Yesterday Fitch put Boeing’s credit rating on Downgrade watch. Their reasoning covered many of the points I made last week about its fundamental weakness: the increased regulatory oversight and uncertainty around getting the 737 Max approved to re-enter passenger service, the logistical challenge of getting the planes back in the air, and the likelihood the plane maker will have to offer airlines costly concessions to use/buy/take delivery of the B-737 Max. They also cite the damage done to Boeing’s “reputation and brand”. I’d add cash flow drain from unpaid for planes!
What Fitch didn’t note is the problems at Boeing are long term managerial and behavioural issues – and the plane maker is doing precious little that’s visible to address these. How many Boeing execs have admitted it was their responsibility the planes were delivered with no clear warnings about the failing stall prevention system, the flight manuals were skinny on detail, or that the new engine position made it inherently unstable? Who got the lash-up design, and lack of clarity past the Federal Aviation Authority?
Over the past decade and longer its operating mode has been tight. Saving money by paying Indian software engineers $9 an hour was just the tip of the iceberg. A history of using cheap and second hand spare parts is being uncovered. Passing off the B-737 Max as just an upgrade requiring one hour of iPad crew training to make it cheaper for airlines was another scam to help sell units. A history of poor quality, badly built planes is becoming increasingly apparent – especially from its Carolinas plant. Hammers left in the void spaces of military tankers beggars belief. Perhaps the biggest issue was how it effectively captured the Federal Aviation Authority and self-regulated itself for years.
Nor did the rating agency talk about the future – how Boeing reinvents itself from here. How does it resolve its current issues, and relaunch itself as the premier plane maker? How does it introduce a new product range – the costs and problems when it launched the B-787 Dreamliner were huge! How does it ensure its next leading launch, an upgrade of the now venerable B-777 avoid crisis and gets a clear regulatory stamp? Where do they get the money to develop new aircraft?
Just thinking out loud, but the original B-737 flew 60 years after the Wright Brothers. We should really have moved on since 1963? What does the future look like?
What’s happening at Boeing now is Hubris – excessive arrogance in defiance of the odds. After nearly 35 years in the credit markets I’ve seen it all before. No two companies are alike – but there are lessons in watching mighty companies tumble and fall. “Look upon my works ye mighty and despair” brings back the memories of trips to win GECC mandates – then it was a trip AAA issuer. We were treated as lepers by the company treasury team. Now its struggling to retain an investment grade rating with a miserable business.

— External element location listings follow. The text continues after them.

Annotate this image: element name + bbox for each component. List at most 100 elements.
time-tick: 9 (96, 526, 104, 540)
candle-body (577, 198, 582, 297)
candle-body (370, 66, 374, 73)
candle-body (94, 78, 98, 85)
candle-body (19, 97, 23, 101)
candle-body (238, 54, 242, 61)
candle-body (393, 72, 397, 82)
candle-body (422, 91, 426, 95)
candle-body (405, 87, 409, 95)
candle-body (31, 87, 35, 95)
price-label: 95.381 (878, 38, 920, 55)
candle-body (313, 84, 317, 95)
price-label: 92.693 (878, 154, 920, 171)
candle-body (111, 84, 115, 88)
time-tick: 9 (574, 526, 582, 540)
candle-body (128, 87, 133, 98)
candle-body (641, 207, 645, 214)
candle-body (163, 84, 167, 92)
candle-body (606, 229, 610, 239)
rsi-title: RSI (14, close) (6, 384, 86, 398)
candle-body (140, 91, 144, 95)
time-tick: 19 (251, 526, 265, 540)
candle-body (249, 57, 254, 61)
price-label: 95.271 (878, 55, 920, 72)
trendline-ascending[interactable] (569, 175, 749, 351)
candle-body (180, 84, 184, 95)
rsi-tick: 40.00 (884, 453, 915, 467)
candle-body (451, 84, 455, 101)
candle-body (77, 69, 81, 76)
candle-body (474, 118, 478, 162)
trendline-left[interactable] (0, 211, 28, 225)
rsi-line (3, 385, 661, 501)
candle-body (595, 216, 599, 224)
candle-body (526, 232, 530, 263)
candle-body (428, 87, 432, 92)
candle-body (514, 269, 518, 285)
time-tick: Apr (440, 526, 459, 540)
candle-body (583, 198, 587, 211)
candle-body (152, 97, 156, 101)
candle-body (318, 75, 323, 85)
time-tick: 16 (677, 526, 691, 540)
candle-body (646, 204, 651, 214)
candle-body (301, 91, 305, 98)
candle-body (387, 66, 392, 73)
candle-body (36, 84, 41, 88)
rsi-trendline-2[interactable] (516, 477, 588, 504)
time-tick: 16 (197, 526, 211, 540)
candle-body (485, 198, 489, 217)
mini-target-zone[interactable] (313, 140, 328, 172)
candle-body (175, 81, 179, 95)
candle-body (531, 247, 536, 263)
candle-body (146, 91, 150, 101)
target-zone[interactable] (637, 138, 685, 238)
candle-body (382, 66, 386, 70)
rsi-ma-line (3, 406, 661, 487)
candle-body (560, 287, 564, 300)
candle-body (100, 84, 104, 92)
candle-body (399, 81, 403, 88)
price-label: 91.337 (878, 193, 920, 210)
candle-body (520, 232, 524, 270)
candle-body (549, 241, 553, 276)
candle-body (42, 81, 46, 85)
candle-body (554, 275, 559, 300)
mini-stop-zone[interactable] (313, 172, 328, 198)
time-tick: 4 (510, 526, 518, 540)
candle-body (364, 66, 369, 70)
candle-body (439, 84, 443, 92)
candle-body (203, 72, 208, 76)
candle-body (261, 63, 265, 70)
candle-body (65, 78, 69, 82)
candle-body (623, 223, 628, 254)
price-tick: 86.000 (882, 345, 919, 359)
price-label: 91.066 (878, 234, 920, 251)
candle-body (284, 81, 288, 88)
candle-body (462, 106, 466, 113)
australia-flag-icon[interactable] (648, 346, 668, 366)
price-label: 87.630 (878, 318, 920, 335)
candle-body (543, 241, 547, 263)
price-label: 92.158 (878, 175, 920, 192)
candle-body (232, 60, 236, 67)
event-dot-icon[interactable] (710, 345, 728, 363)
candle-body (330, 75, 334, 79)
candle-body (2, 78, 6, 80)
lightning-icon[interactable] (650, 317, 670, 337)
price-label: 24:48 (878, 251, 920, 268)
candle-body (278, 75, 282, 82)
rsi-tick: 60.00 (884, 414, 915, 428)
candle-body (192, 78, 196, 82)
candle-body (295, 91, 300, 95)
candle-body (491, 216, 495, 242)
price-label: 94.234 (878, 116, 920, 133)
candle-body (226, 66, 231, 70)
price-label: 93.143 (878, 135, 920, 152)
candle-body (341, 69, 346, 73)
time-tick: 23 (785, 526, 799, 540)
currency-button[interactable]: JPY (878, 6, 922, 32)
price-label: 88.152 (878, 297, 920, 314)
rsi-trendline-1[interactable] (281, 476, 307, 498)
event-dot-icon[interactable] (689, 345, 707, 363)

Firms can struggle on for years or they die slow and hard. GE and Deutsche Bank are examples of the latter. Bear and Lehman went relatively fast. I wonder what the world is going to look like when/if interest rates ever normalise and literally thousands of Zombie overlevered companies look set to tumble and fall? Boeing is unlikely to go bust or default – its simply too big, too important, and had too good a product suite for that to happen. But it does need to change, and that could prove very costly.